Agents & Banks: The Changing Landscape | Die Presse

by Archynetys Economy Desk

Europe’s banks are currently earning better than they have for a long time. But the fat years could soon be over. Because the private customer business is once again in a state of upheaval. The reason for this is artificial intelligence. This has long since become part of everyday life among Austrians. ChatGPT, Claude and Grok are primarily used for information searches, price comparisons and recommendations, as an analysis by strategy consultancy Zeb shows. The recommendations often revolve around finances. In particular, Generation Z (born 1996 to 2010) and Generation Alpha (2010 to 2024) now consume content completely digitally in their everyday lives. They expect short, visual information.

These generations are certainly willing to take out consumer loans directly via social media. Generation Y (1981–1996) also uses digital offerings intensively, but combines them more with traditional channels – such as a website – and attaches more importance to data protection. AI is no longer a generational question. “The question is no longer who uses AI for financial topics, but how,” says Zeb boss Michaela Schneider. According to the study, common general artificial intelligence will soon be replaced by AI agents in the banking sector. An example: People can instruct their AI agent to regularly compare interest rates, check account fees or automatically process foreign currency transactions using the cheapest account model.

At the moment, the AI ​​agents are not quite there yet. In the current year, the maximum that will probably happen is that the AI ​​agent will inform the user about the savings potential, while the final decision as to whether to change an account or a bank still lies with the user.

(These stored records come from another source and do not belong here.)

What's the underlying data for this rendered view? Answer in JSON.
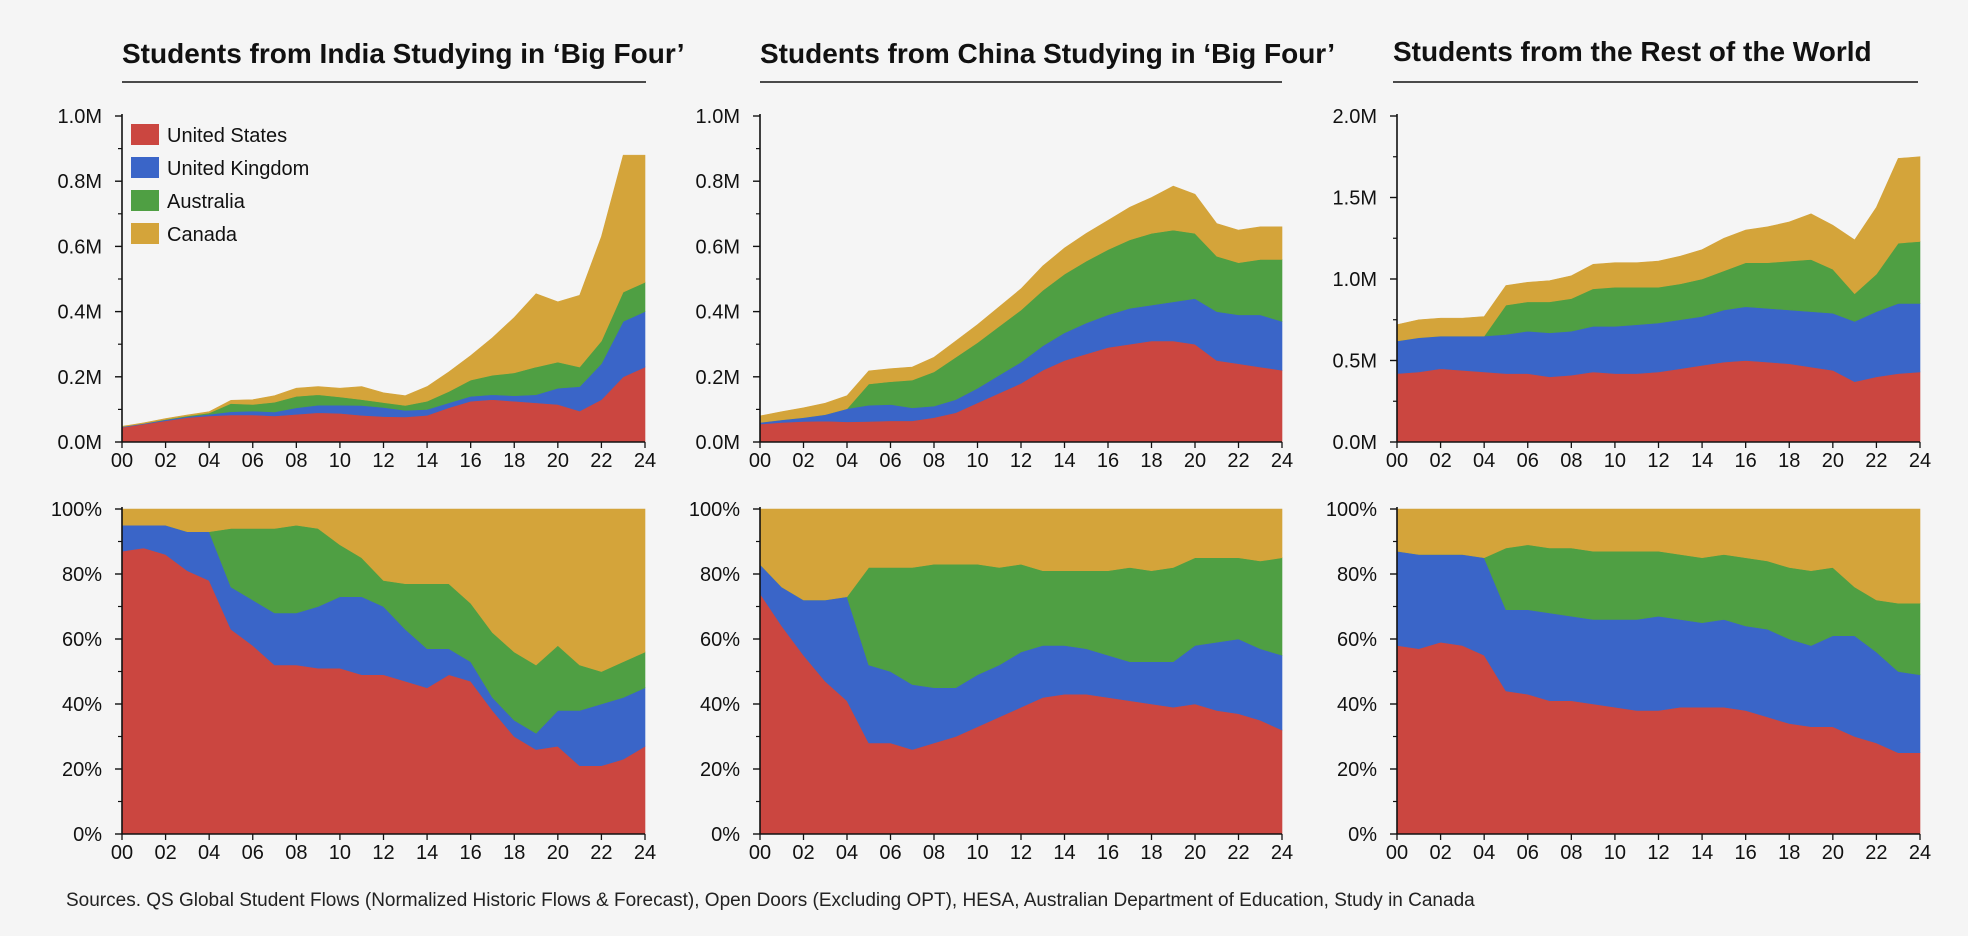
{
  "chart_data": [
    {
      "type": "area",
      "title": "Students from India Studying in ‘Big Four’",
      "stacked": true,
      "x_tick_labels": [
        "00",
        "02",
        "04",
        "06",
        "08",
        "10",
        "12",
        "14",
        "16",
        "18",
        "20",
        "22",
        "24"
      ],
      "y_tick_labels": [
        "0.0M",
        "0.2M",
        "0.4M",
        "0.6M",
        "0.8M",
        "1.0M"
      ],
      "ylim": [
        0,
        1.0
      ],
      "y_unit": "millions of students",
      "legend": {
        "placement": "top-left",
        "entries": [
          "United States",
          "United Kingdom",
          "Australia",
          "Canada"
        ]
      },
      "x": [
        2000,
        2001,
        2002,
        2003,
        2004,
        2005,
        2006,
        2007,
        2008,
        2009,
        2010,
        2011,
        2012,
        2013,
        2014,
        2015,
        2016,
        2017,
        2018,
        2019,
        2020,
        2021,
        2022,
        2023,
        2024
      ],
      "series": [
        {
          "name": "United States",
          "values": [
            0.045,
            0.055,
            0.065,
            0.075,
            0.08,
            0.083,
            0.083,
            0.08,
            0.085,
            0.09,
            0.088,
            0.082,
            0.078,
            0.077,
            0.082,
            0.105,
            0.125,
            0.13,
            0.125,
            0.12,
            0.115,
            0.095,
            0.13,
            0.2,
            0.23
          ]
        },
        {
          "name": "United Kingdom",
          "values": [
            0.002,
            0.002,
            0.003,
            0.003,
            0.005,
            0.01,
            0.012,
            0.012,
            0.02,
            0.023,
            0.025,
            0.03,
            0.028,
            0.02,
            0.018,
            0.015,
            0.015,
            0.015,
            0.017,
            0.025,
            0.05,
            0.075,
            0.11,
            0.17,
            0.17
          ]
        },
        {
          "name": "Australia",
          "values": [
            0.0,
            0.0,
            0.001,
            0.002,
            0.004,
            0.025,
            0.02,
            0.03,
            0.035,
            0.032,
            0.025,
            0.018,
            0.015,
            0.015,
            0.025,
            0.035,
            0.05,
            0.06,
            0.07,
            0.085,
            0.08,
            0.06,
            0.07,
            0.09,
            0.09
          ]
        },
        {
          "name": "Canada",
          "values": [
            0.001,
            0.002,
            0.003,
            0.003,
            0.004,
            0.01,
            0.015,
            0.02,
            0.025,
            0.025,
            0.027,
            0.04,
            0.03,
            0.03,
            0.045,
            0.06,
            0.075,
            0.115,
            0.17,
            0.225,
            0.185,
            0.22,
            0.32,
            0.42,
            0.39
          ]
        }
      ]
    },
    {
      "type": "area",
      "title": "Students from China Studying in ‘Big Four’",
      "stacked": true,
      "x_tick_labels": [
        "00",
        "02",
        "04",
        "06",
        "08",
        "10",
        "12",
        "14",
        "16",
        "18",
        "20",
        "22",
        "24"
      ],
      "y_tick_labels": [
        "0.0M",
        "0.2M",
        "0.4M",
        "0.6M",
        "0.8M",
        "1.0M"
      ],
      "ylim": [
        0,
        1.0
      ],
      "y_unit": "millions of students",
      "x": [
        2000,
        2001,
        2002,
        2003,
        2004,
        2005,
        2006,
        2007,
        2008,
        2009,
        2010,
        2011,
        2012,
        2013,
        2014,
        2015,
        2016,
        2017,
        2018,
        2019,
        2020,
        2021,
        2022,
        2023,
        2024
      ],
      "series": [
        {
          "name": "United States",
          "values": [
            0.055,
            0.06,
            0.063,
            0.064,
            0.062,
            0.063,
            0.065,
            0.065,
            0.075,
            0.09,
            0.12,
            0.15,
            0.18,
            0.22,
            0.25,
            0.27,
            0.29,
            0.3,
            0.31,
            0.31,
            0.3,
            0.25,
            0.24,
            0.23,
            0.22
          ]
        },
        {
          "name": "United Kingdom",
          "values": [
            0.005,
            0.008,
            0.012,
            0.02,
            0.04,
            0.05,
            0.05,
            0.04,
            0.035,
            0.04,
            0.045,
            0.055,
            0.065,
            0.075,
            0.085,
            0.095,
            0.1,
            0.11,
            0.11,
            0.12,
            0.14,
            0.15,
            0.15,
            0.16,
            0.15
          ]
        },
        {
          "name": "Australia",
          "values": [
            0.0,
            0.0,
            0.0,
            0.0,
            0.0,
            0.065,
            0.07,
            0.085,
            0.105,
            0.13,
            0.14,
            0.15,
            0.16,
            0.17,
            0.18,
            0.19,
            0.2,
            0.21,
            0.22,
            0.22,
            0.2,
            0.17,
            0.16,
            0.17,
            0.19
          ]
        },
        {
          "name": "Canada",
          "values": [
            0.02,
            0.025,
            0.03,
            0.035,
            0.04,
            0.04,
            0.04,
            0.04,
            0.045,
            0.05,
            0.055,
            0.06,
            0.065,
            0.075,
            0.08,
            0.085,
            0.09,
            0.1,
            0.11,
            0.135,
            0.12,
            0.1,
            0.1,
            0.1,
            0.1
          ]
        }
      ]
    },
    {
      "type": "area",
      "title": "Students from the Rest of the World",
      "stacked": true,
      "x_tick_labels": [
        "00",
        "02",
        "04",
        "06",
        "08",
        "10",
        "12",
        "14",
        "16",
        "18",
        "20",
        "22",
        "24"
      ],
      "y_tick_labels": [
        "0.0M",
        "0.5M",
        "1.0M",
        "1.5M",
        "2.0M"
      ],
      "ylim": [
        0,
        2.0
      ],
      "y_unit": "millions of students",
      "x": [
        2000,
        2001,
        2002,
        2003,
        2004,
        2005,
        2006,
        2007,
        2008,
        2009,
        2010,
        2011,
        2012,
        2013,
        2014,
        2015,
        2016,
        2017,
        2018,
        2019,
        2020,
        2021,
        2022,
        2023,
        2024
      ],
      "series": [
        {
          "name": "United States",
          "values": [
            0.42,
            0.43,
            0.45,
            0.44,
            0.43,
            0.42,
            0.42,
            0.4,
            0.41,
            0.43,
            0.42,
            0.42,
            0.43,
            0.45,
            0.47,
            0.49,
            0.5,
            0.49,
            0.48,
            0.46,
            0.44,
            0.37,
            0.4,
            0.42,
            0.43
          ]
        },
        {
          "name": "United Kingdom",
          "values": [
            0.2,
            0.21,
            0.2,
            0.21,
            0.22,
            0.24,
            0.26,
            0.27,
            0.27,
            0.28,
            0.29,
            0.3,
            0.3,
            0.3,
            0.3,
            0.32,
            0.33,
            0.33,
            0.33,
            0.34,
            0.35,
            0.37,
            0.4,
            0.43,
            0.42
          ]
        },
        {
          "name": "Australia",
          "values": [
            0.0,
            0.0,
            0.0,
            0.0,
            0.0,
            0.18,
            0.18,
            0.19,
            0.2,
            0.23,
            0.24,
            0.23,
            0.22,
            0.22,
            0.23,
            0.24,
            0.27,
            0.28,
            0.3,
            0.32,
            0.27,
            0.17,
            0.23,
            0.37,
            0.38
          ]
        },
        {
          "name": "Canada",
          "values": [
            0.1,
            0.11,
            0.11,
            0.11,
            0.12,
            0.12,
            0.12,
            0.13,
            0.14,
            0.15,
            0.15,
            0.15,
            0.16,
            0.17,
            0.18,
            0.2,
            0.2,
            0.22,
            0.24,
            0.28,
            0.27,
            0.33,
            0.41,
            0.52,
            0.52
          ]
        }
      ]
    },
    {
      "type": "area",
      "title": "",
      "stacked": true,
      "percent": true,
      "x_tick_labels": [
        "00",
        "02",
        "04",
        "06",
        "08",
        "10",
        "12",
        "14",
        "16",
        "18",
        "20",
        "22",
        "24"
      ],
      "y_tick_labels": [
        "0%",
        "20%",
        "40%",
        "60%",
        "80%",
        "100%"
      ],
      "ylim": [
        0,
        100
      ],
      "x": [
        2000,
        2001,
        2002,
        2003,
        2004,
        2005,
        2006,
        2007,
        2008,
        2009,
        2010,
        2011,
        2012,
        2013,
        2014,
        2015,
        2016,
        2017,
        2018,
        2019,
        2020,
        2021,
        2022,
        2023,
        2024
      ],
      "series": [
        {
          "name": "United States",
          "values": [
            87,
            88,
            86,
            81,
            78,
            63,
            58,
            52,
            52,
            51,
            51,
            49,
            49,
            47,
            45,
            49,
            47,
            38,
            30,
            26,
            27,
            21,
            21,
            23,
            27
          ]
        },
        {
          "name": "United Kingdom",
          "values": [
            8,
            7,
            9,
            12,
            15,
            13,
            14,
            16,
            16,
            19,
            22,
            24,
            21,
            16,
            12,
            8,
            6,
            4,
            5,
            5,
            11,
            17,
            19,
            19,
            18
          ]
        },
        {
          "name": "Australia",
          "values": [
            0,
            0,
            0,
            0,
            0,
            18,
            22,
            26,
            27,
            24,
            16,
            12,
            8,
            14,
            20,
            20,
            18,
            20,
            21,
            21,
            20,
            14,
            10,
            11,
            11
          ]
        },
        {
          "name": "Canada",
          "values": [
            5,
            5,
            5,
            7,
            7,
            6,
            6,
            6,
            5,
            6,
            11,
            15,
            22,
            23,
            23,
            23,
            29,
            38,
            44,
            48,
            42,
            48,
            50,
            47,
            44
          ]
        }
      ]
    },
    {
      "type": "area",
      "title": "",
      "stacked": true,
      "percent": true,
      "x_tick_labels": [
        "00",
        "02",
        "04",
        "06",
        "08",
        "10",
        "12",
        "14",
        "16",
        "18",
        "20",
        "22",
        "24"
      ],
      "y_tick_labels": [
        "0%",
        "20%",
        "40%",
        "60%",
        "80%",
        "100%"
      ],
      "ylim": [
        0,
        100
      ],
      "x": [
        2000,
        2001,
        2002,
        2003,
        2004,
        2005,
        2006,
        2007,
        2008,
        2009,
        2010,
        2011,
        2012,
        2013,
        2014,
        2015,
        2016,
        2017,
        2018,
        2019,
        2020,
        2021,
        2022,
        2023,
        2024
      ],
      "series": [
        {
          "name": "United States",
          "values": [
            74,
            64,
            55,
            47,
            41,
            28,
            28,
            26,
            28,
            30,
            33,
            36,
            39,
            42,
            43,
            43,
            42,
            41,
            40,
            39,
            40,
            38,
            37,
            35,
            32
          ]
        },
        {
          "name": "United Kingdom",
          "values": [
            9,
            12,
            17,
            25,
            32,
            24,
            22,
            20,
            17,
            15,
            16,
            16,
            17,
            16,
            15,
            14,
            13,
            12,
            13,
            14,
            18,
            21,
            23,
            22,
            23
          ]
        },
        {
          "name": "Australia",
          "values": [
            0,
            0,
            0,
            0,
            0,
            30,
            32,
            36,
            38,
            38,
            34,
            30,
            27,
            23,
            23,
            24,
            26,
            29,
            28,
            29,
            27,
            26,
            25,
            27,
            30
          ]
        },
        {
          "name": "Canada",
          "values": [
            17,
            24,
            28,
            28,
            27,
            18,
            18,
            18,
            17,
            17,
            17,
            18,
            17,
            19,
            19,
            19,
            19,
            18,
            19,
            18,
            15,
            15,
            15,
            16,
            15
          ]
        }
      ]
    },
    {
      "type": "area",
      "title": "",
      "stacked": true,
      "percent": true,
      "x_tick_labels": [
        "00",
        "02",
        "04",
        "06",
        "08",
        "10",
        "12",
        "14",
        "16",
        "18",
        "20",
        "22",
        "24"
      ],
      "y_tick_labels": [
        "0%",
        "20%",
        "40%",
        "60%",
        "80%",
        "100%"
      ],
      "ylim": [
        0,
        100
      ],
      "x": [
        2000,
        2001,
        2002,
        2003,
        2004,
        2005,
        2006,
        2007,
        2008,
        2009,
        2010,
        2011,
        2012,
        2013,
        2014,
        2015,
        2016,
        2017,
        2018,
        2019,
        2020,
        2021,
        2022,
        2023,
        2024
      ],
      "series": [
        {
          "name": "United States",
          "values": [
            58,
            57,
            59,
            58,
            55,
            44,
            43,
            41,
            41,
            40,
            39,
            38,
            38,
            39,
            39,
            39,
            38,
            36,
            34,
            33,
            33,
            30,
            28,
            25,
            25
          ]
        },
        {
          "name": "United Kingdom",
          "values": [
            29,
            29,
            27,
            28,
            30,
            25,
            26,
            27,
            26,
            26,
            27,
            28,
            29,
            27,
            26,
            27,
            26,
            27,
            26,
            25,
            28,
            31,
            28,
            25,
            24
          ]
        },
        {
          "name": "Australia",
          "values": [
            0,
            0,
            0,
            0,
            0,
            19,
            20,
            20,
            21,
            21,
            21,
            21,
            20,
            20,
            20,
            20,
            21,
            21,
            22,
            23,
            21,
            15,
            16,
            21,
            22
          ]
        },
        {
          "name": "Canada",
          "values": [
            13,
            14,
            14,
            14,
            15,
            12,
            11,
            12,
            12,
            13,
            13,
            13,
            13,
            14,
            15,
            14,
            15,
            16,
            18,
            19,
            18,
            24,
            28,
            29,
            29
          ]
        }
      ]
    }
  ],
  "series_colors": [
    "#cb4640",
    "#3a65c8",
    "#4f9f43",
    "#d4a43a"
  ],
  "source_text": "Sources. QS Global Student Flows (Normalized Historic Flows & Forecast), Open Doors (Excluding OPT), HESA, Australian Department of Education, Study in Canada"
}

In the coming years, however, the agent could – if the user agrees – independently optimize account packages, reduce unnecessary services or automatically initiate debt restructuring. The effect is said to be particularly large for deposits, according to a study by management consultancy McKinsey. There are significant interest rate differences between banks. A reallocation of just five to ten percent of the world’s deposits held in low-interest accounts to higher-interest accounts, mediated by AI agents, could reduce banks’ income on deposits by 20 percent, McKinsey expects. The majority of bank users already have at least two account details at different banks.

It is not the first time that banks’ business has been challenged. After all, when online banking was introduced, banks feared that customers would no longer come to the branches. And even with the emergence of fintechs, banks feared that they would further lose relationships with their customers. The concerns are not unfounded. In recent years, the bank has increasingly become an app for customers, Zeb expert Christoph Fischer told journalists on Wednesday.

But the banks should also take advantage of this. Banking apps need to evolve, says Fischer. While they are currently often just a digital bank statement, in the future they will become intelligent financial assistants. This means that they continually analyze the customer’s purchases and proactively provide information. For example, the app can warn if the account is in danger of slipping into the red, or point out that spending in certain categories is above average. Ultimately, the customer should avoid expensive overdraft interest or excessive indebtedness.

If banks do not adapt their business models, their global profits could fall by up to 170 billion dollars (147 billion euros). This corresponds to around nine percent of total profits, according to the McKinsey banking report.

In the next step, the experts expect the customer to only take on a passive role. His agent then negotiates directly with the bank’s agent. This eliminates emotional factors. Customers no longer stay with a bank out of loyalty. Decisions will then only be made based on rational criteria.

The lending business will also fundamentally change on the banking side as a result of AI. Artificial intelligence can automate almost the entire process chain – from the first customer inquiry through credit checks to payment and ongoing monitoring of the loan. This makes processes more efficient and precise, while at the same time risks can be identified earlier.

For banks, there is fundamentally great savings potential in AI agents. According to McKinsey, they could reduce costs worldwide by up to 800 billion dollars (690 billion euros), or around 20 percent. For example, through automation in customer service or in combating fraud. However, this requires high upfront investments in these new technologies.